Manitoba floods farms to avoid "catastrophic" breach


Opening the dike will, over days, flood at least 225 square kilometers (55,600 acres) as well as 150 homes while taking the pressure off strained dikes.
The release will be initially "very gradual," a government spokesperson said, and is intended to fill fields and ditches behind roads with little wider damage.
Levels on the Assiniboine, which flows eastward out of Saskatchewan into Manitoba, are the highest on record.
About 1,500 Canadian soldiers arrived early in the week to fortify dikes and Manitoba also hastily expanded an engineered channel that diverts water off the Assiniboine into Lake Manitoba to prevent widespread flooding caused by heavy winter snowfall and spring rains.
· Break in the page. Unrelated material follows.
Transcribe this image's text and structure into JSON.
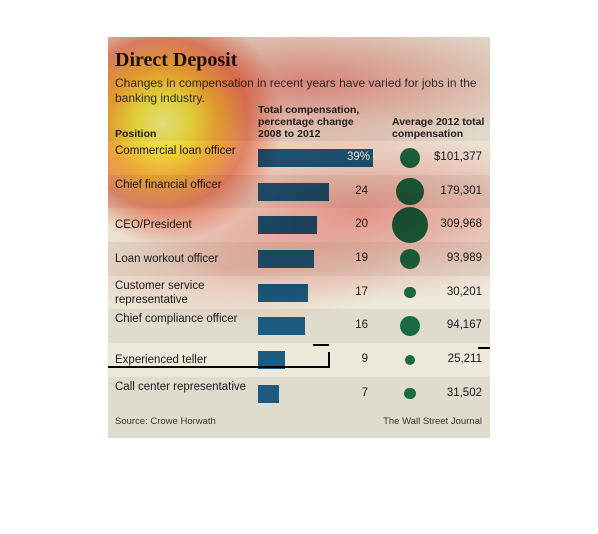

Despite those efforts, the province has said it must ease pressure on the strained dikes with a controlled release of floodwaters that are flowing from rivers in Saskatchewan and the northern United States.
U.S. authorities fighting a swollen Mississippi River will start opening a key spillway later on Saturday, potentially flooding homes and crops to avoid flooding Louisiana's two largest cities.
Across Manitoba, 3,300 people have left their homes because of the threat of flooding, including 1,400 in Brandon, the province's second-largest city. About 100 homes are flooded, mostly on Indian reserves.
Residents in the area that will be flooded east of Portage la Prairie, Manitoba, shored up flood defenses this week as provincial officials repeatedly delayed the dike breach to give them more time.
It wasn't enough, said Doug Connery, whose family runs a large vegetable farm in the area.
"It all depends now on how fast this (water) is going to move," he said. "There's stuff out there that wasn't protected last night."
Manitoba Premier Greg Selinger made a rare televised address on Friday evening, promising extra compensation to property owners in the path of the deliberate flood.
"If we stood back and allowed nature to take its course, we would face an almost certain uncontrolled break of the dike," said Selinger, who faces an election this autumn. "This is a constant threat -- an uncontrolled break would be catastrophic and unpredictable."
Manitoba officials have aimed to pump about one-third more water than design capacity through the Portage Diversion, out of the Assiniboine and into Lake Manitoba. While that has taken some strain off dikes, it has added to flooding in a key cattle-producing region.
Farmers have moved thousands of cattle to higher ground and worry they might not be able to feed them this year.